In the above embodiment, the dispersant is a copolymer containing a unit derived from (meth) acrylonitrile and a unit derived from a conjugated diene monomer, and is derived from the (meth) acrylonitrile in the copolymer. A conductive material dispersion containing 15 to 50% by mass of units and having a weight average molecular weight of 5,000 to 400,000 was used. In the examples, a non-aqueous electrolyte secondary battery having excellent cycle characteristics as compared with the comparative example was obtained. In particular, in a conductive material dispersion containing 10 to 50 parts by mass of at least one selected from the group consisting of an inorganic metal salt, an inorganic base and an organic base with respect to 100 parts by mass of the dispersant, the unit derived from acrylonitrile has a cyclic structure. Therefore, a non-aqueous electrolyte secondary battery having excellent cycle characteristics as compared with the comparative example was obtained. Therefore, it has been clarified that the present invention can provide a non-aqueous electrolyte secondary battery having cycle characteristics that cannot be realized by a conventional conductive material dispersion.
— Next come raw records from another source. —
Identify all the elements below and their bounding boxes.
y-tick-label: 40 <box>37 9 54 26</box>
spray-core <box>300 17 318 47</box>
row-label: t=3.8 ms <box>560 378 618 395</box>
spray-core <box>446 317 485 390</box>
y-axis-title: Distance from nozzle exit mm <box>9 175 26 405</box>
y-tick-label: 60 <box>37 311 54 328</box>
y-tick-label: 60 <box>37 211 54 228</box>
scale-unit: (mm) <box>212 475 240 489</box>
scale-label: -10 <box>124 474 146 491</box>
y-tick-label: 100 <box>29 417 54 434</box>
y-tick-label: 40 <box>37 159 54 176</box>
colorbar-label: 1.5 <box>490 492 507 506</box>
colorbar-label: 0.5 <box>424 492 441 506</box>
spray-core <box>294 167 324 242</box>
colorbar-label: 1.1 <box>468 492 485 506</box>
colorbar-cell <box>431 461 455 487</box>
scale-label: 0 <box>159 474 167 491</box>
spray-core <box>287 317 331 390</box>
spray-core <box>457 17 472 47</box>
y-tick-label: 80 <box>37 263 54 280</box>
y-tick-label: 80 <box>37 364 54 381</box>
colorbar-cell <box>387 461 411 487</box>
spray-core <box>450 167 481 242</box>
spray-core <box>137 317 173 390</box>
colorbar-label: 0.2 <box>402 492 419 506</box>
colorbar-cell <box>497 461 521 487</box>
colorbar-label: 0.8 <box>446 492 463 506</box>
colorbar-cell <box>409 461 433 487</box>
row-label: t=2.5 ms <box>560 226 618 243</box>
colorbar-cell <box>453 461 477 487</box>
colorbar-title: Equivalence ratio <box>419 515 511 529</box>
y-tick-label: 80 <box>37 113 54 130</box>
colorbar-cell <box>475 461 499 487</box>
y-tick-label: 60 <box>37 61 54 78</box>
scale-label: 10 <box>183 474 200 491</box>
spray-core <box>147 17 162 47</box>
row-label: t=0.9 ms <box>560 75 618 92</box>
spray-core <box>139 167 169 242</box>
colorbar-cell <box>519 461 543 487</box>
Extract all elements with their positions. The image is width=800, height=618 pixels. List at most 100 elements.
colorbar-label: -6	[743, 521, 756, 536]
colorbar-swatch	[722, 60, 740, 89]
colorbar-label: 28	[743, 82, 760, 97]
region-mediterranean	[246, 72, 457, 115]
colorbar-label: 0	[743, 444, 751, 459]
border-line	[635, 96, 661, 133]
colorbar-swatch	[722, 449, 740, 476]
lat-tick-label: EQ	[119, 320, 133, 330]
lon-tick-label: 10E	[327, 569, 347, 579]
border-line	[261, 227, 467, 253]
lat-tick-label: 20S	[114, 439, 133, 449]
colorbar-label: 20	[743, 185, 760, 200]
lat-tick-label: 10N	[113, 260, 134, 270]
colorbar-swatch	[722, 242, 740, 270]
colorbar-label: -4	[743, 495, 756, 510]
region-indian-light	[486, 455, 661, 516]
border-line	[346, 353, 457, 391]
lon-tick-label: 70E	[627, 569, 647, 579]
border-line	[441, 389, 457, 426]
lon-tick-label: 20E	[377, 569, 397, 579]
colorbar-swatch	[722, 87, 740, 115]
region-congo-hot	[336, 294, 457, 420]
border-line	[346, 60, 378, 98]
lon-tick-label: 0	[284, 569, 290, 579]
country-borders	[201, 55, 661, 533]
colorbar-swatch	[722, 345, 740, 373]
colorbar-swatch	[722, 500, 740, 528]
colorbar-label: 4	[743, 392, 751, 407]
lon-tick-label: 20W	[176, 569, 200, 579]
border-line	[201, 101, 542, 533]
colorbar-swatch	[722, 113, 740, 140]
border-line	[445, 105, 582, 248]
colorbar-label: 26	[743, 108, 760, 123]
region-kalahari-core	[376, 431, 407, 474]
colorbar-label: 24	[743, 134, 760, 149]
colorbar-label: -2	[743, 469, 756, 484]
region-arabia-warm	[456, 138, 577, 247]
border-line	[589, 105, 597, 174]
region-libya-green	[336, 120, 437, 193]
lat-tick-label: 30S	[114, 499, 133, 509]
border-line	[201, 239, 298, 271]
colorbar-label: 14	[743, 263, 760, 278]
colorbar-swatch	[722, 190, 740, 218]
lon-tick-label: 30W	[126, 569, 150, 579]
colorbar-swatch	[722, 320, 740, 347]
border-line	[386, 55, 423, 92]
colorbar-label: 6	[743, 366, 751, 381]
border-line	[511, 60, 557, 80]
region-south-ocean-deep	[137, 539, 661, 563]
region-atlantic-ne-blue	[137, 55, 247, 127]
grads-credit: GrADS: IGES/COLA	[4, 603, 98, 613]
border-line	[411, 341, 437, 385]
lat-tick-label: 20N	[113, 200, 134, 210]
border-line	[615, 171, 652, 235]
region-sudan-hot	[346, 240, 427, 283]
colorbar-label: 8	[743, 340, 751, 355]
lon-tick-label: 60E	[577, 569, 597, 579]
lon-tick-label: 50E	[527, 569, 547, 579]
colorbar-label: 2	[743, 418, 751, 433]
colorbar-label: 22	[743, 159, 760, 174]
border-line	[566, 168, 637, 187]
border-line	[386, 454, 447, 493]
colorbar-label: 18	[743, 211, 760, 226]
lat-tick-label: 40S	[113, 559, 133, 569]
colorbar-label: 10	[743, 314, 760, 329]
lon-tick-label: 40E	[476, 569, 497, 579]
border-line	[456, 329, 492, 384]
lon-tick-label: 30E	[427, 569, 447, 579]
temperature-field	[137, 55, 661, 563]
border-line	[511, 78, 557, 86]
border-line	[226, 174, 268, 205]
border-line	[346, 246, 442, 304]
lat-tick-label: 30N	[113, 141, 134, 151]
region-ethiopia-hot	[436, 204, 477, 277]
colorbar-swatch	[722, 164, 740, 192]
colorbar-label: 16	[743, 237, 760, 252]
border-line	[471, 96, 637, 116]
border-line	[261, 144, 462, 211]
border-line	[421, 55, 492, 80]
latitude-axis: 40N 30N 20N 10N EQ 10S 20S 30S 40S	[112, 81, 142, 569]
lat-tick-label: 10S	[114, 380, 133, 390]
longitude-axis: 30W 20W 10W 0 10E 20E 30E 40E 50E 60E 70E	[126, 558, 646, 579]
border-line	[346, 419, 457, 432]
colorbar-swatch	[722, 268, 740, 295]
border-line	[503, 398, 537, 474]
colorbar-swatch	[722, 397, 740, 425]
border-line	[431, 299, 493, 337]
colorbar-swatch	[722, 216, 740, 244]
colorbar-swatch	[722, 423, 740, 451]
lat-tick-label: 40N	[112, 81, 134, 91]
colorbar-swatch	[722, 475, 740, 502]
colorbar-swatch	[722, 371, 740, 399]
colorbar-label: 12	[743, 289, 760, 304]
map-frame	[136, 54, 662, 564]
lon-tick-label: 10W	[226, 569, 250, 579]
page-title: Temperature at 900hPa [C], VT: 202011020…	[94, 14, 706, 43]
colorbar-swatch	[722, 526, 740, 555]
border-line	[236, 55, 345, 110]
Although the invention of the present application has been described above with reference to the embodiments, the invention of the present application is not limited to the above. Various changes that can be understood by those skilled in the art can be made within the scope of the invention in the configuration and details of the invention of the present application.

Claims (9)

A conductive material dispersion containing a conductive material (A), a dispersion medium (B), and a dispersant (C), wherein the dispersant (C) is a unit derived from (meth) acrylonitrile and a conjugated diene simple substance. It is a copolymer containing a unit derived from a metric body, and is characterized in that the copolymer contains 15 to 50% by mass of a unit derived from the (meth) acrylonitrile and has a weight average molecular weight of 5,000 to 400,000. Conductive material dispersion for non-aqueous electrolyte secondary batteries. The conductive material dispersion for a non-aqueous electrolyte secondary battery according to claim 1, further comprising at least one (D) selected from the group consisting of an inorganic metal salt, an inorganic base and an organic base. The conductive material dispersion for a non-aqueous electrolyte secondary battery according to claim 1 or 2, wherein the dispersant (C) has a cyclic structure in a unit derived from acrylonitrile. The conductive material dispersion for a non-aqueous electrolyte secondary battery according to any one of claims 1 to 3, wherein the conductive material (A) is a carbon-based filler. The conductive material dispersion for a non-aqueous electrolyte secondary battery according to any one of claims 1 to 4, wherein a part of the unit derived from the conjugated diene monomer is hydrogenated. A conductive material-containing resin composition containing the conductive material dispersion according to any one of claims 1 to 5 and a binder resin (E). A mixture slurry comprising the conductive material-containing resin composition according to claim 6 and the active material (F). The electrode film (G) formed by forming the mixture slurry according to claim 7 in the form of a film. A non-aqueous electrolyte secondary battery comprising a positive electrode, a negative electrode, and an electrolyte in which ions can move, wherein at least one of the positive electrode and the negative electrode includes the electrode film (G) according to claim 8. Characterized non-aqueous electrolyte secondary battery.